III. İLK DERECE MAHKEMESİ KARARI
Mahkemenin 11.09.2015 tarihli ve 2016/541 Esas, 2017/272 Karar sayılı kararı ile davanın kabulüne, kamulaştırma bedelinin tespiti ile taşınmazın kamulaştırılan kısmının davacı idare adına tesciline ve bedelin davalılara ödenmesine karar verilmiştir.
IV. İSTİNAF
A. İstinaf Yoluna Başvuranlar
İlk Derece Mahkemesinin yukarıda belirtilen kararına karşı süresi içinde taraf vekilleri istinaf başvurusunda bulunmuştur.
B. Gerekçe ve Sonuç
Bölge Adliye Mahkemesinin 06.07.2018 tarihli ve 2017/1612 Esas, 2018/983 Karar sayılı kararıyla; davanın kabulüne karar veren mahkeme kararının usul ve esas yönünden hukuka uygun olduğu, gerekçesiyle taraf vekillerinin istinaf başvurusunun esastan reddine karar verilmiştir.
V. BOZMA VE BOZMADAN SONRAKİ YARGILAMA SÜRECİ
A. Bozma Kararı
1. Bölge Adliye Mahkemesinin yukarıda belirtilen kararına karşı süresi içinde taraf vekilleri temyiz isteminde bulunmuştur.
2. Dairece yapılan temyiz incelemesi sonucunda; dosyada bulunan bilgi ve belgelere, kararın dayandığı gerekçelere göre; hükme esas alınan bilirkişi raporunda emsal alınan Mansuroğlu Mahallesi, 8022 ada 3 parsel sayılı taşınmaz dava konusu taşınmaza 2408,90 metre mesafede uzak ve farklı mahallede olup, emsal alınamayacağı gibi, emsal karşılaştırması sırasında dava konusu taşınmazın 45,60 metre ve 38 metre cephe aldığı ana arterler... ve...Caddelerine ait resen belirlenen vergiye esas rayiç değerlerinin esas alınması gerekirken ara arter niteliğindeki 1608. Sokak vergi değeri esas alınarak değer biçildiğinden, bu rapora göre hüküm kurulmasının doğru görülmediği gerekçesiyle Bölge Adliye Mahkemesinin esastan ret kararı kaldırılarak İlk Derece Mahkemesi kararının bozulmasına karar verilmiştir.

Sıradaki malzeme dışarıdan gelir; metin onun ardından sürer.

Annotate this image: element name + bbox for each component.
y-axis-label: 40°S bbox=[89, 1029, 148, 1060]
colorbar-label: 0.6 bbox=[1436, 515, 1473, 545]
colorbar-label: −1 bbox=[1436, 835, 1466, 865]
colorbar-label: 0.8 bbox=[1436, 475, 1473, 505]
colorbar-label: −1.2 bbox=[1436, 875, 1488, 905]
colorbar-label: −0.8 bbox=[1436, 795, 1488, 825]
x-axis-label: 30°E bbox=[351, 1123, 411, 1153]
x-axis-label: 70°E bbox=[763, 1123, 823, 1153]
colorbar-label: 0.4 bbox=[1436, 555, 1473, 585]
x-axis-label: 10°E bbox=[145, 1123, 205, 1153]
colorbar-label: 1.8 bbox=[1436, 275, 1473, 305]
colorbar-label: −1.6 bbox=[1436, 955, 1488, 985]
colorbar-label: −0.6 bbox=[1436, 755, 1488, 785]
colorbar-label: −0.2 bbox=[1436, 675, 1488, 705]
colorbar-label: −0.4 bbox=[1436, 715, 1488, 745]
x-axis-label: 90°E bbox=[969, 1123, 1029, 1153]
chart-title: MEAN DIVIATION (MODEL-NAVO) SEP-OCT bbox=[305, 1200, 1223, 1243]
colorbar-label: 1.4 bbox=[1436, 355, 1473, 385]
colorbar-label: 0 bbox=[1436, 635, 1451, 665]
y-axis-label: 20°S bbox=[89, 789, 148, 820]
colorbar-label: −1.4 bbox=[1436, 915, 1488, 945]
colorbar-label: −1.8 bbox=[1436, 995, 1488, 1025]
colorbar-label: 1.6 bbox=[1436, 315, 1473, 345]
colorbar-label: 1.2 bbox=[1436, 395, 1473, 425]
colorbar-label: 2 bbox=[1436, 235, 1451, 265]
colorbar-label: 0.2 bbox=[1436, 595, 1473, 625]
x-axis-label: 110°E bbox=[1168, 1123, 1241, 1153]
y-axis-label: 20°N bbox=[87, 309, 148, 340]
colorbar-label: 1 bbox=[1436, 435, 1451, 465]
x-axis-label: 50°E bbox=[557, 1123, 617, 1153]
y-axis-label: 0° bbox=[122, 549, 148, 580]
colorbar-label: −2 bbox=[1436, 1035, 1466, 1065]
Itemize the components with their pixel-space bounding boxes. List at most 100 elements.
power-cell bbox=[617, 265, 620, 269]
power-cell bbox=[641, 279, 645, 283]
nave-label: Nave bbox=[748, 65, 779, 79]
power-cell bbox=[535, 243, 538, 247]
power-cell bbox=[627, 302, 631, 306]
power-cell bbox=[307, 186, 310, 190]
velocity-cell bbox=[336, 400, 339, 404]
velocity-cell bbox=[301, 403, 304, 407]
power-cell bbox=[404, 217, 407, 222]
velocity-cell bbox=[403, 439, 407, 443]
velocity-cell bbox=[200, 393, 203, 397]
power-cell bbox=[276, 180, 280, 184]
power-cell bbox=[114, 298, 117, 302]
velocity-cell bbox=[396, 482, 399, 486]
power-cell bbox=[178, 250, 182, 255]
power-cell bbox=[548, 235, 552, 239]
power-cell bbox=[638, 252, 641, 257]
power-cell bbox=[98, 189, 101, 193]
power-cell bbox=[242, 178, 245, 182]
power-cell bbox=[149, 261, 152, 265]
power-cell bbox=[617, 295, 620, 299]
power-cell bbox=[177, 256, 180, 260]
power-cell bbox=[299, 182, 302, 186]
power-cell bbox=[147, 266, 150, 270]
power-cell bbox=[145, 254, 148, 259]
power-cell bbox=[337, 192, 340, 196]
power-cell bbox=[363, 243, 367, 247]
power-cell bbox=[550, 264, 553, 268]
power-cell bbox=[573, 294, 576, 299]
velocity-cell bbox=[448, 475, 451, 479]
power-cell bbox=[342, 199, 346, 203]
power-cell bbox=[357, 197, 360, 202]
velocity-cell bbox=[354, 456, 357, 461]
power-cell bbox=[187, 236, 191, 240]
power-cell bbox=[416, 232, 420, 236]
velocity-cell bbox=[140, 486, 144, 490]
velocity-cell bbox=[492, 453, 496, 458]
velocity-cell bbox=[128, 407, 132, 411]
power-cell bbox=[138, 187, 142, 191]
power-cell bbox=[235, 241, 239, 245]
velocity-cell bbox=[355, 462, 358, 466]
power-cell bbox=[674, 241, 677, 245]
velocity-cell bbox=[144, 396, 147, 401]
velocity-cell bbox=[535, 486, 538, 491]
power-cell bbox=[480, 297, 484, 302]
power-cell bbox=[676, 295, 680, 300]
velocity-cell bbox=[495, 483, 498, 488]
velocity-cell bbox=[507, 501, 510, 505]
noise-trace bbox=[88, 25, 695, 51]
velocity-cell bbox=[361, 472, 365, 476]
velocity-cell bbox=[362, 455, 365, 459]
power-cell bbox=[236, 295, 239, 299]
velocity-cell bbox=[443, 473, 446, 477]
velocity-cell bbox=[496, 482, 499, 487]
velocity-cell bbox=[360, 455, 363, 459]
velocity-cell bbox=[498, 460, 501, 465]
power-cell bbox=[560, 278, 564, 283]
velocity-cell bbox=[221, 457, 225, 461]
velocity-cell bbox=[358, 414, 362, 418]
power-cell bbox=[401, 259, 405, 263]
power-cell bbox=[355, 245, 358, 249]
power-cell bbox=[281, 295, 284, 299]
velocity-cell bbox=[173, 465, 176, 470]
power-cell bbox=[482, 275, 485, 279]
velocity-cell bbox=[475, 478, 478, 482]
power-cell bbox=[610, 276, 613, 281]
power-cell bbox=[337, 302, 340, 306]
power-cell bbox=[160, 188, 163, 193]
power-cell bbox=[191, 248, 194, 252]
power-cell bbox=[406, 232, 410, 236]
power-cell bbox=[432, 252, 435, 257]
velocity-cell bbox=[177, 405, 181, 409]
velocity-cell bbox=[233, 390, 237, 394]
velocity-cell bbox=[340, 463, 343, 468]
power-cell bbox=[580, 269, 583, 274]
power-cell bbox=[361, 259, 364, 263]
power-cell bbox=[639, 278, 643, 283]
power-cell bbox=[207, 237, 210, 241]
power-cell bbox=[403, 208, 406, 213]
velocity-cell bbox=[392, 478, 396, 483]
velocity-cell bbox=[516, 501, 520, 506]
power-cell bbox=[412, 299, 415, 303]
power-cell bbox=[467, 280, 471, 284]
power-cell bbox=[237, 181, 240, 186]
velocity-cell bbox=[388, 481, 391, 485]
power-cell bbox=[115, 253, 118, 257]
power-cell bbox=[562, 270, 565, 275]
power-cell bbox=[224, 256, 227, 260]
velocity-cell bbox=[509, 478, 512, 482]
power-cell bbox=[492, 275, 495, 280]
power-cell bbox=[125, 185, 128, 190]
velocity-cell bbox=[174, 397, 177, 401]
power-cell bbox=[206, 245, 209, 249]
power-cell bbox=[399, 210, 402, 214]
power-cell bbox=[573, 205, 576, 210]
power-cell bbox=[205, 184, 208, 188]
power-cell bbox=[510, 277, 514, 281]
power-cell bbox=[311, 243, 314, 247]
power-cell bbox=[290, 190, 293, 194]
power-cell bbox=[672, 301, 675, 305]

B. İlk Derece Mahkemesince Bozmaya Uyularak Verilen Karar
İlk Derece Mahkemesinin yukarıda tarih ve sayısı belirtilen kararı ile uyulan bozma kararı gereğince inceleme ve işlem yapılarak davanın kabulüne karar verilmiştir.
VI. TEMYİZ
A. Temyiz Yoluna Başvuranlar
İlk Derece Mahkemesinin yukarıda belirtilen kararına karşı süresi içinde taraf vekilleri temyiz isteminde bulunmuştur.
B. Temyiz Sebepleri
1.Davacı idare vekili temyiz dilekçesinde özetle; mahkemece eksik ve hatalı değerlendirmelere dayalı rapora itibar edilerek hüküm kurulduğu, emsal incelemesinin yerinde olmadığı, faiz değerlendirmesinin hatalı olduğunu ileri sürerek kararın bozulmasını talep etmiştir.
2. Davalı vekili temyiz dilekçesinde özetle; emsal incelemesinin hatalı olduğunu, davacı ... tarafından taşınmazın diğer paydaşına satılan hisseye ilişkin olduğu, gerçeği yansıtmadığı, özel amaçlı olduğu, bozma sonrası düzenlenen bilirkişi raporlarına sunmuş olduğu emsallerin Yargıtayın yerleşik uygulamaları ile belirlenen kurallara aykırı olarak, satış tarihinde tarım arazisiymiş gibi taşınmazın ham hali üzerinden metrekare birim fiyatı ileri sürülerek, rayiç bedellerin bile altında kaldığından bahisle emsal olarak alınmamasının usul ve kanuna aykırı olduğu davaya konu taşınmaz üzerindeki yapıların bedellerinin eksik olarak mütalaa edildiğini ileri sürerek kararın bozulması talebinde bulunmuştur.
C. Gerekçe
1. Uyuşmazlık ve Hukuki Nitelendirme
Uyuşmazlık, ... olarak kamulaştırma bedelinin tespiti ve idare adına tescili istemine ilişkindir..
2. İlgili Hukuk
1. 6100 sayılı Hukuk Muhakemeleri Kanunu'nun (6100 sayılı Kanun) 369 uncu maddesinin birinci fıkrası ile 370 ve 371 inci maddeleri.
2. 2942 sayılı Kanun'un 10 uncu maddesinin sekizinci fıkrası, 11 inci maddesinin birinci ve ikinci fıkraları.
3. Değerlendirme
1. Temyiz olunan nihai kararların bozulması 6100 sayılı Kanun'un 371 inci maddesinde yer alan sebeplerden birinin varlığı hâlinde mümkündür.
2. Temyizen incelenen İlk Derece Mahkemesi kararının bozmaya uygun olduğu, kararda ve kararın gerekçesinde hukuk kurallarının somut olaya uygulanmasında bir isabetsizlik bulunmadığı, bozma ile kesinleşen ve karşı taraf yararına kazanılmış hak durumunu oluşturan yönlerin ise yeniden incelenmesine hukukça imkân bulunmadığı anlaşılmakla; temyiz dilekçesinde ileri sürülen nedenler kararın bozulmasını gerektirecek nitelikte görülmemiştir.
VII. KARAR
Açıklanan sebeplerle;
Taraf vekillerinin yerinde görülmeyen tüm temyiz itirazlarının reddi ile usul ve kanuna uygun olan kararın ONANMASINA,
Taraflardan peşin alınan temyiz harçlarının Hazineye irat kaydedilmesine,
04.04.2024 tarihinde oy birliğiyle karar verildi.